The children of the family also give cause to wonder. They vary so much in nature, even though, as far as the reader knows, they all grew up in the same environment. The older son seems to be an almost carbon copy of his father. It can be assumed he will eventually become just like his father, both in appearance and mannerisms. The two daughters seem to fit in with the other members of the family less than any of them. While they are dull, lazy, unintelligent, and seemingly as far from elegance as possible, they still seem to want to be
fashionable and dainty, though their attempts at it are depicted as poor: "The two sisters got down, big, bovine, in a flutter of cheap ribbons." How did they attain this desire to be cultured when it flowed against not only their circumstances, but also their natural appearances and dispositions?

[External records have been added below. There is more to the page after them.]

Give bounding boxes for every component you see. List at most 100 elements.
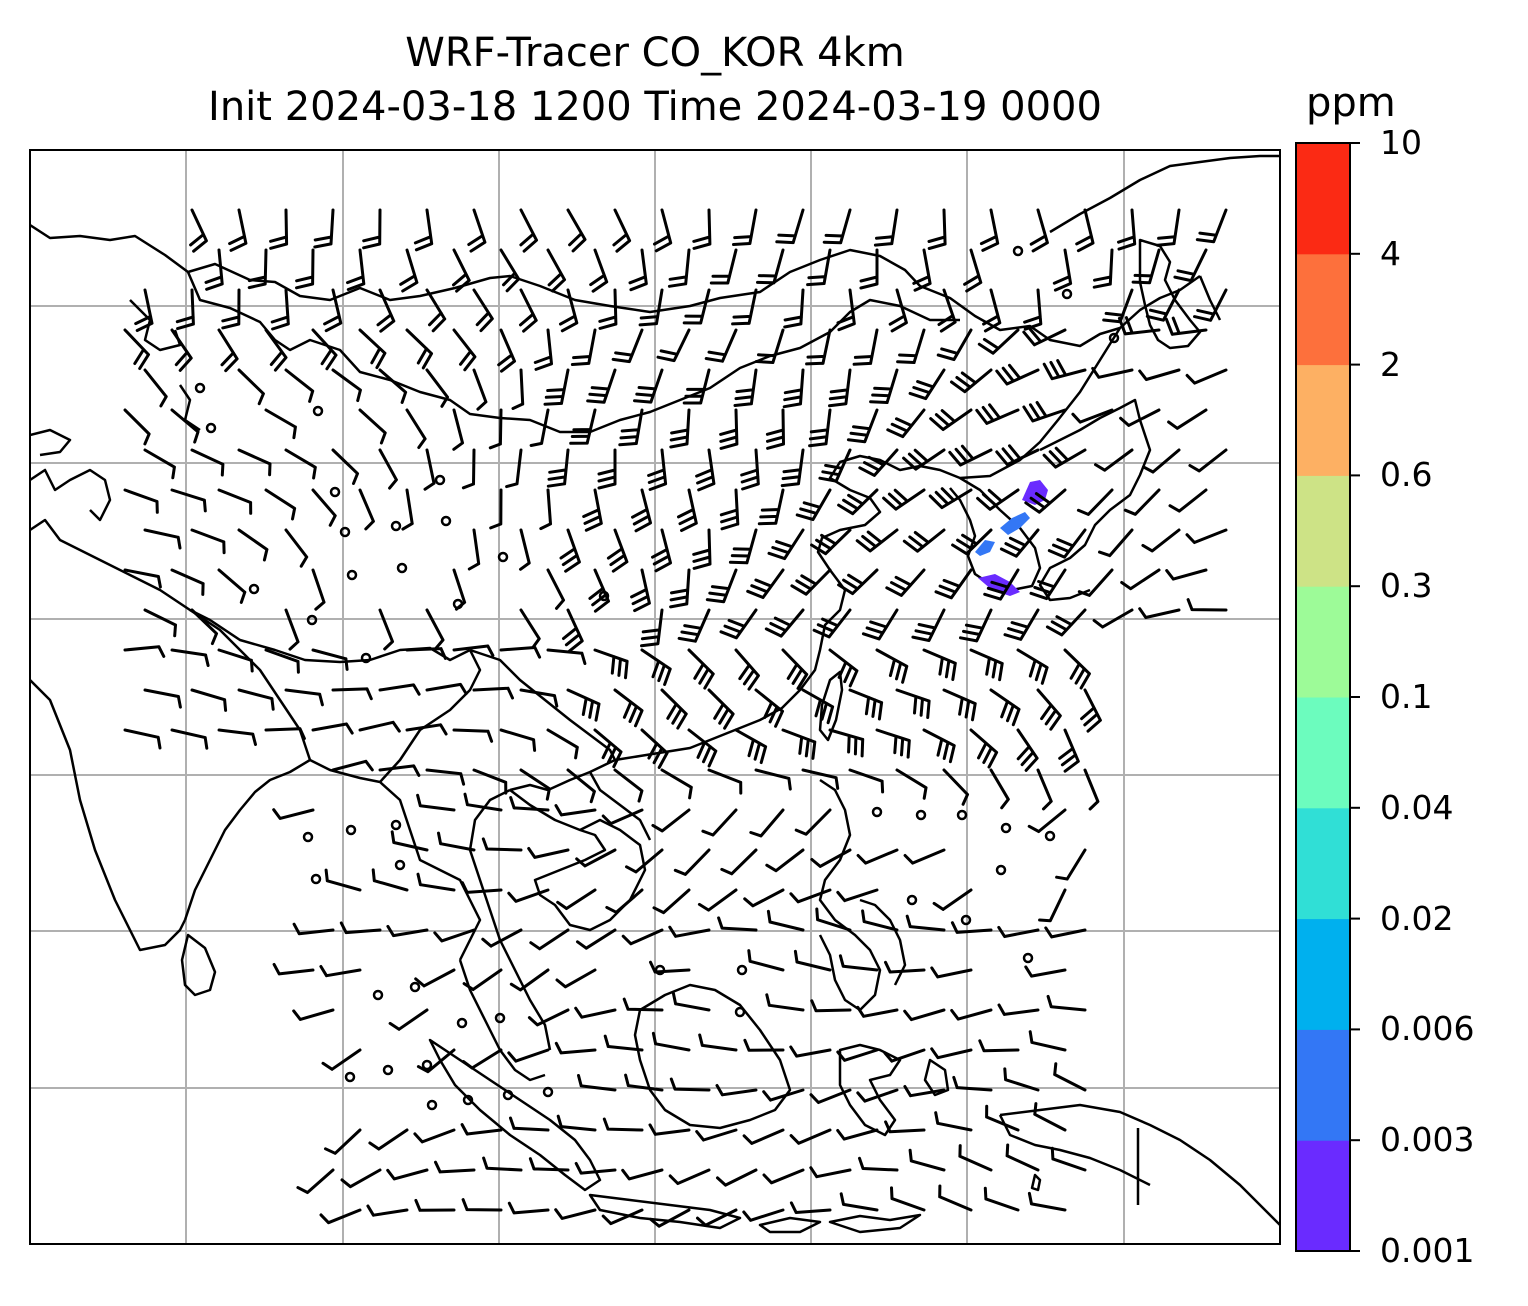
wind-barb [452, 248, 471, 293]
wind-barb [546, 568, 565, 610]
wind-barb [434, 1160, 476, 1174]
wind-barb [668, 925, 711, 938]
wind-barb-calm [871, 806, 883, 818]
wind-barb-calm [1061, 288, 1073, 300]
wind-barb [460, 1123, 503, 1136]
wind-barb [1117, 208, 1137, 251]
wind-barb-calm [248, 583, 260, 595]
wind-barb [1131, 248, 1161, 285]
wind-barb [170, 728, 209, 750]
colorbar-tick-label: 0.04 [1380, 787, 1454, 827]
wind-barb [890, 1186, 926, 1212]
wind-barb [574, 1006, 617, 1019]
wind-barb [948, 444, 993, 467]
wind-barb [123, 328, 150, 370]
wind-barb [472, 288, 494, 333]
colorbar-segment [1296, 475, 1350, 587]
wind-barb [452, 644, 495, 657]
wind-barb [324, 1128, 362, 1155]
wind-barb [358, 720, 401, 733]
colorbar-tick-label: 0.02 [1380, 898, 1454, 938]
wind-barb [951, 528, 993, 556]
wind-barb [903, 1008, 946, 1022]
wind-barb [546, 728, 579, 760]
wind-barb [709, 248, 738, 285]
wind-barb [983, 1186, 1020, 1212]
wind-barb [264, 727, 306, 740]
wind-barb [651, 528, 672, 573]
wind-barb [527, 847, 570, 859]
wind-barb [1120, 568, 1161, 591]
wind-barb [529, 928, 570, 951]
wind-barb [467, 208, 487, 253]
wind-barb [499, 646, 542, 659]
wind-barb [997, 1003, 1040, 1016]
wind-barb [562, 608, 584, 653]
wind-barb [852, 328, 879, 366]
wind-barb [1063, 648, 1091, 690]
wind-barb [902, 528, 946, 553]
wind-barb-calm [312, 405, 324, 417]
wind-barb [815, 907, 852, 932]
wind-barb [462, 968, 503, 991]
wind-barb [576, 928, 617, 950]
wind-barb [519, 768, 551, 801]
wind-barb [764, 608, 805, 638]
wind-barb [903, 848, 946, 865]
wind-barb [1024, 965, 1067, 978]
wind-barb [519, 288, 538, 333]
wind-barb [378, 608, 394, 651]
wind-barb [1142, 448, 1181, 474]
wind-barb [922, 728, 956, 764]
wind-barb [509, 968, 550, 992]
wind-barb-calm [306, 614, 318, 626]
wind-barb [734, 728, 768, 765]
wind-barb [950, 921, 993, 934]
wind-barb [472, 768, 508, 795]
wind-barb [929, 408, 973, 431]
wind-barb [746, 568, 785, 599]
wind-barb [123, 488, 159, 514]
colorbar-tick-label: 0.6 [1380, 455, 1433, 495]
wind-barb [669, 408, 691, 449]
wind-barb [885, 568, 926, 597]
colorbar-tick-label: 0.006 [1380, 1009, 1475, 1049]
wind-barb-calm [339, 526, 351, 538]
wind-barb [812, 608, 852, 639]
wind-barb [1047, 528, 1087, 559]
wind-barb [482, 1156, 523, 1172]
wind-barb [123, 645, 166, 658]
wind-barb [507, 1201, 550, 1215]
wind-barb [742, 1128, 785, 1145]
wind-barb [848, 688, 884, 721]
wind-barb-calm [1022, 952, 1034, 964]
wind-barb [757, 488, 785, 526]
wind-barb [264, 408, 297, 440]
wind-barb [1080, 688, 1102, 733]
wind-barb [543, 368, 570, 406]
title-line-2: Init 2024-03-18 1200 Time 2024-03-19 000… [208, 84, 1102, 130]
wind-barb [331, 368, 362, 403]
wind-barb [175, 288, 195, 331]
wind-barb [311, 328, 338, 371]
wind-barb [809, 1166, 852, 1179]
wind-barb-calm [440, 515, 452, 527]
wind-barb [467, 528, 481, 571]
wind-barb-calm [394, 859, 406, 871]
wind-barb [399, 248, 419, 293]
wind-barb [836, 288, 856, 332]
wind-barb [519, 688, 559, 708]
wind-barb [765, 993, 805, 1012]
wind-barb [1029, 208, 1049, 253]
wind-barb [698, 1033, 738, 1052]
wind-barb [1044, 926, 1087, 939]
wind-barb [928, 487, 973, 510]
wind-barb [649, 960, 691, 974]
wind-barb-calm [302, 831, 314, 843]
wind-barb [828, 648, 859, 688]
wind-barb [810, 999, 852, 1013]
wind-barb [237, 368, 265, 406]
wind-barb [742, 1208, 785, 1222]
wind-barb [828, 728, 865, 758]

In my opinion, the most complex character is the narrator, Sartorius Snopes, because he displays so much conflict. He is young enough to see that what his father and brother do is wrong, and doesn't want a part of it. But he still admires his father as any boy his age would, and wants to save him from his "enemies." He always seems to do the right thing from the very beginning (when he is going to tell the truth about the barn to the Justice of the Peace), to the very end, when he warns Mr. de Spain about his barn, but still grieves his father's death in the very act of violence. He never agrees with his father, but still obeys him, probably out of a mixture of fear and loyalty. Sartorius struggles with his feelings to do what is right, and he does what he knows he should do, but it is never without the bitter aftertaste of remorse for his father.